Kevin Drum offered a post today in which he observed the surge of interest in the idea of Nominal GDP (NGDP) level targeting. This is an idea that people like Scott Sumner have pushed for a long time now–a proposal that the Federal Reserve should abandon its practice of simultaneously targeting low inflation, employment, and GDP growth, and instead, it should explicitly target only one metric: the overall level of NGDP.
In his posting, Kevin wondered aloud what NGDP level targeting would mean. In practical terms, what would the Fed actually be doing if they were targeting NGDP levels?
Following is a slightly-cleaned-up/expanded version of a comment I offered in response to Kevin’s question.
I have been bouncing some of this stuff back and forth with Scott on his blog, and here is how I think it all lays out:
1. The direct value of NGDP level targeting (per se) is that it forces the Fed to clearly state what it is shooting for, and it does so in a way that gives them cover to essentially ignore accelerations in inflation that will inevitably come with any resumption of world-wide growth (temporary accelerations that will come from oil-price increases as worldwide demand begins to grow again if nowhere else).
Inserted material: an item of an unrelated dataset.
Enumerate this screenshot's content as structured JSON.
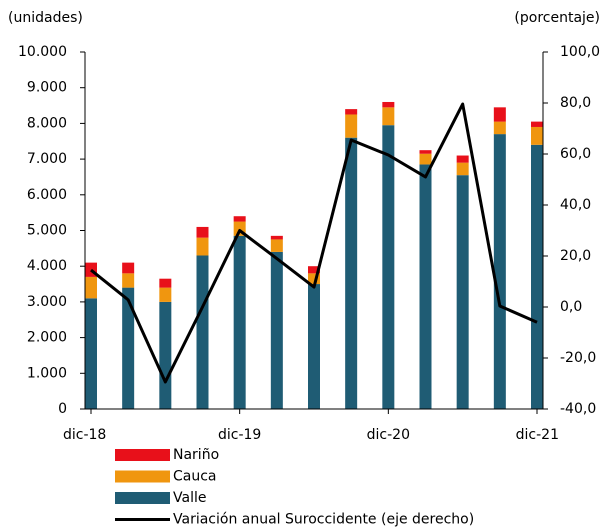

2. Once the Fed identifies the NGDP level targets it intends to shoot for (and once the Fed announces the growth-rate trajectory they intend to pursue to get us back on track) it will become crystal clear if their mix of actions is being successful or not. (This is a huge deal because, today, we really have little idea what the Fed is actually focused on doing. They give lip service to promoting recovery, but what they really seem most focused on is keeping inflation below 2%, which essentially means they are focused on not allowing the economy to recover–because oil-price increases that will come with recovery will inevitably push inflation over 2%.)
3. With a target clearly identified, the Fed will essentially be forced to start working through its quiver of tools: things like further quantitative easing (purchases of assets like Treasury bills or mortgage backed securities); shifting their policies regarding paying interest on (or penalizing) excess bank reserves; etc. At the end of this line of tools is the use of outright helicopter drops.
Helicopter drops can range from things like putting pressure on banks to refinance mortgages at lower rates even if the mortgage holder has a higher risk of default and/or holds a mortgage that is underwater (an action that puts more dollars in people’s pockets by reducing their monthly mortgage payment) all the way to cooperating with the Treasury along the lines of an idea Matt Yglesius has laid out.
Matt’s idea is that the Fed would buy, say, $300 billion in Treasury bonds and the first thing it would do with those bonds is light a match to them. [Voila, the Fed just created $300 billion out of thin air.] The Treasury now has $300 billion it just raised from their bond sale, and using these proceeds, the Treasury would send a $1,000 check to every man, woman, and child in America. The Fed and Treasury would also announce, up front, that they will continue doing this until they hit their NGDP targets).
Matt’s plan is an illustration of what I would describe as a pure helicopter drop: (first) the Fed can create dollars out of thin air; and (second) with the cooperation of the US Treasury, those newly-created dollars are delivered directly into households’ pockets.
The reality is that, somewhere in the continuum between straight-up quantitative easing and a pure helicopter drop along the lines of what Matt has described, the Fed has a tool that will be guaranteed to work. NGDP level and trajectory targeting will force them (and give them cover) to use all of these tools.
My belief is that, sooner or later, something along the line of pure helicopter drops will be required. I believe this is the case because, when push comes to shove, we still need to face up to the fact that American households are deeply, deeply, deeply in the red.
Compared with previous generations, even when one accounts for higher incomes, households today are holding more than $5 trillion in excess debt (i.e. on an income-adjusted basis, they carry at least $5 trillion of debt burdens over and above what previous generations carried), and most households also face the reality that they have absorbed trillions of dollars of wealth destruction in recent years.
As I have stated before, after 60-plus years of expanding real household debt (i.e. the ratio of household debt to GDP) we have probably reached the end of our expansion phase and are now in a debt-destruction phase–a phase that is dominated by the paradox of thrift (or, more appropriately for our circumstance, the paradox of debt-destruction).
We are witnessing the downward spiral unfold as we speak. Since 2007, household debt is being destroyed, but the process of reducing debt drives down household incomes. In the terms that matter, then, household debt continues to be as crushing, if not more crushing, than the day the process started.
In my view, the only way we get out of this mess is to drive down real debt-burdens, either by getting back to a trend of real increases in wages (which is really tough to do in a world where debt-destruction needs to happen), or via direct injections of purchasing power into households’ pockets (i.e. helicopter drops).
If the Fed were to adopt a regime of NGDP level targeting, I can see a number of ways that could turn around our economic prospects in the short- and medium-term (even without helicopter drops). I suspect, though, that after a period of a few years (after everything settles down) we will come to understand that our central problems of (1) too much debt and (2) over-reliance on debt-creation as the engine that drives expansion of demand will come back to the forefront.